May 8th is the feast of St Arsenios the Great
Glorious Arsenius, whom the world glorified,
Fleeing from glory, to himself he said:
“To men and to the world, consider yourself dead.
Neither wise nor foolish words, do not speak.
For a word, at times, I have repented;
For silence I have never repented.
If my heart, to God I do not bind,
To shake off the passionate life, I am not able.
If my thoughts glorify God only,
External passions will leave me.
Your time, fill with prayer and labor;
Sleep even less and labor all the more.
Arsenius the sinful, why do you stop?
Why to the wilderness did you come, I ask?
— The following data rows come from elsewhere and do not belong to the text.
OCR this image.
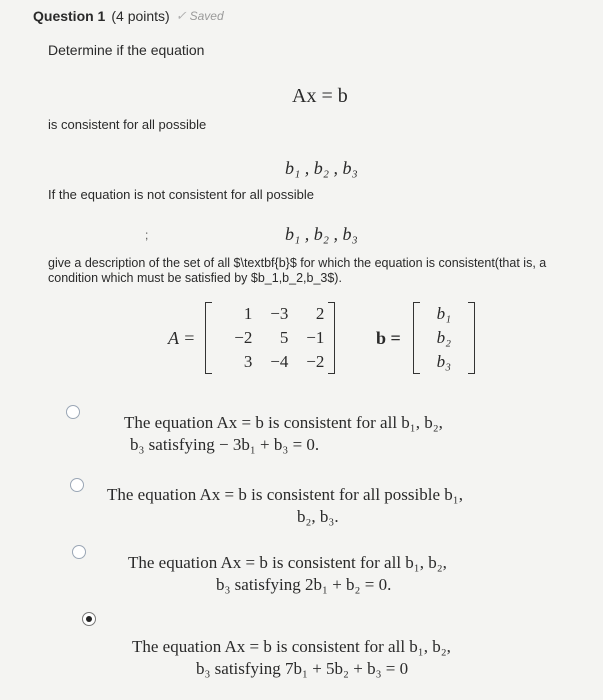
Question 1 (4 points) ✓ Saved
Determine if the equation
Ax = b
is consistent for all possible
b₁ , b₂ , b₃
If the equation is not consistent for all possible
;	b₁ , b₂ , b₃
give a description of the set of all $\textbf{b}$ for which the equation is consistent(that is, a condition which must be satisfied by $b_1,b_2,b_3$).
A =
1	−3	2
−2	5	−1
3	−4	−2
b =
b₁
b₂
b₃
The equation Ax = b is consistent for all b₁, b₂,
b₃ satisfying − 3b₁ + b₃ = 0.
The equation Ax = b is consistent for all possible b₁,
b₂, b₃.
The equation Ax = b is consistent for all b₁, b₂,
b₃ satisfying 2b₁ + b₂ = 0.
The equation Ax = b is consistent for all b₁, b₂,
b₃ satisfying 7b₁ + 5b₂ + b₃ = 0
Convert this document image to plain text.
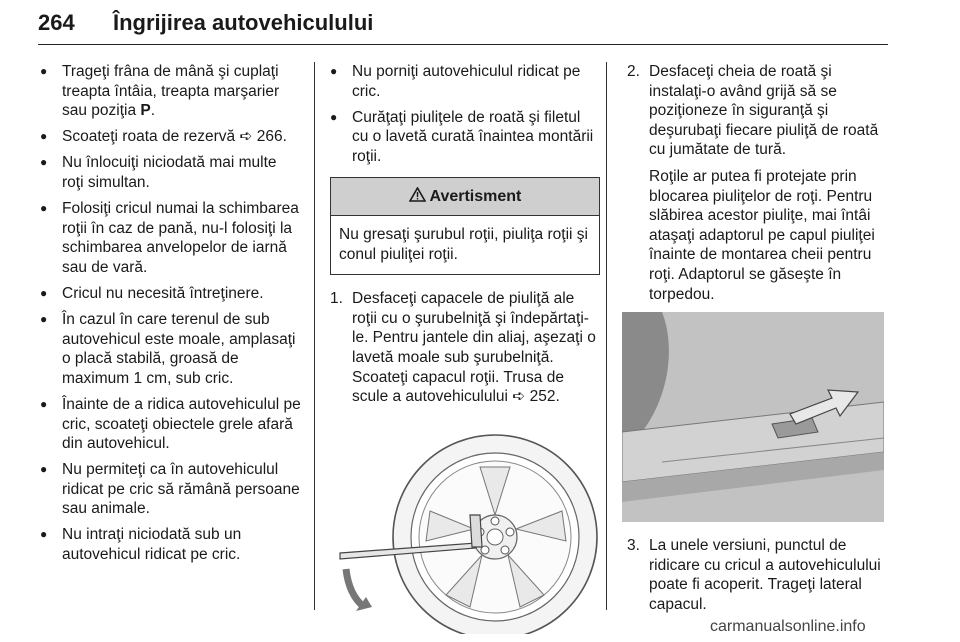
264 Îngrijirea autovehiculului
● Trageţi frâna de mână şi cuplaţi treapta întâia, treapta marşarier sau poziţia P.
● Scoateţi roata de rezervă ➪ 266.
● Nu înlocuiţi niciodată mai multe roţi simultan.
● Folosiţi cricul numai la schimbarea roţii în caz de pană, nu-l folosiţi la schimbarea anvelopelor de iarnă sau de vară.
● Cricul nu necesită întreţinere.
● În cazul în care terenul de sub autovehicul este moale, amplasaţi o placă stabilă, groasă de maximum 1 cm, sub cric.
● Înainte de a ridica autovehiculul pe cric, scoateţi obiectele grele afară din autovehicul.
● Nu permiteţi ca în autovehiculul ridicat pe cric să rămână persoane sau animale.
● Nu intraţi niciodată sub un autovehicul ridicat pe cric.
● Nu porniţi autovehiculul ridicat pe cric.
● Curăţaţi piuliţele de roată şi filetul cu o lavetă curată înaintea montării roţii.
Avertisment
Nu gresaţi şurubul roţii, piuliţa roţii şi conul piuliţei roţii.
1. Desfaceţi capacele de piuliţă ale roţii cu o şurubelniţă şi îndepărtaţi-le. Pentru jantele din aliaj, aşezaţi o lavetă moale sub şurubelniţă. Scoateţi capacul roţii. Trusa de scule a autovehiculului ➪ 252.

2. Desfaceţi cheia de roată şi instalaţi-o având grijă să se poziţioneze în siguranţă şi deşurubaţi fiecare piuliţă de roată cu jumătate de tură.

Roţile ar putea fi protejate prin blocarea piuliţelor de roţi. Pentru slăbirea acestor piuliţe, mai întâi ataşaţi adaptorul pe capul piuliţei înainte de montarea cheii pentru roţi. Adaptorul se găseşte în torpedou.

3. La unele versiuni, punctul de ridicare cu cricul a autovehiculului poate fi acoperit. Trageţi lateral capacul.

carmanualsonline.info
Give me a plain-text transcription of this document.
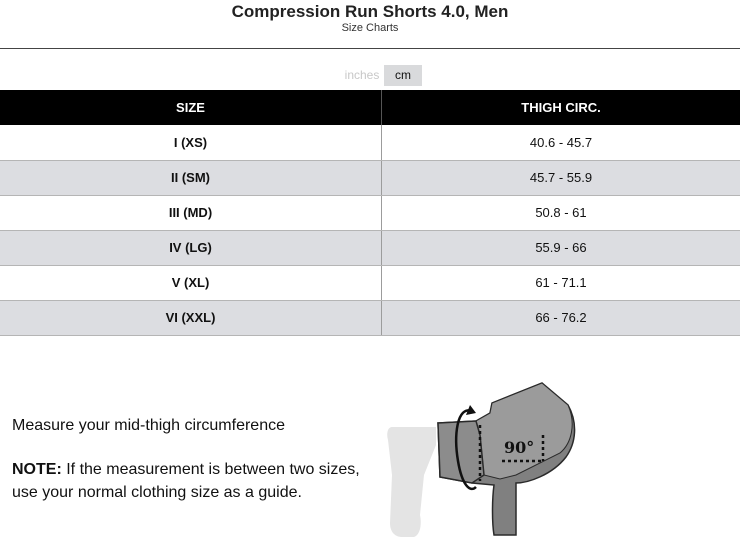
Compression Run Shorts 4.0, Men
Size Charts
inches	cm
SIZE	THIGH CIRC.
I (XS)	40.6 - 45.7
II (SM)	45.7 - 55.9
III (MD)	50.8 - 61
IV (LG)	55.9 - 66
V (XL)	61 - 71.1
VI (XXL)	66 - 76.2
Measure your mid-thigh circumference
NOTE: If the measurement is between two sizes, use your normal clothing size as a guide.
90°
Not for the sake of idleness, but for the salvation of the soul;
Not for the sake of sleep, but for the sake of repentance.
Heal yourself quickly, and enliven the soul:
Lord have mercy! Forgive and have mercy!”
* * * * * * *
A monk complained to St. Arsenius that while reading Holy Scripture he felt neither the power of the words he read nor gentleness in his heart.
To that the great saint replied to him: “My child, just read! I heard that when snake-charmers cast a spell upon the serpents, these sorcerers utter words which they themselves do not understand, but the serpents, hearing the words spoken, sense their power and become tamed.
An so it is with us, when the words of Holy Scripture are continually on our lips, although we do not feel the power of the words, evil spirits tremble and flee for they are unable to endure the words of the Holy Spirit.”
My child, just read! The Holy Spirit, Who, through inspired men, wrote these divine words, will hear, will understand and will hasten to your assistance.
Likewise, the demons will hear and understand, and will flee from you.
That is: He to Whom you are calling for help will understand, and those whom you wish to drive away from yourself will understand. And both goals will be achieved.
Nikolai Velimirovich (1880-1956; Orthodox Church): Prologue from Ohrid, May 8th.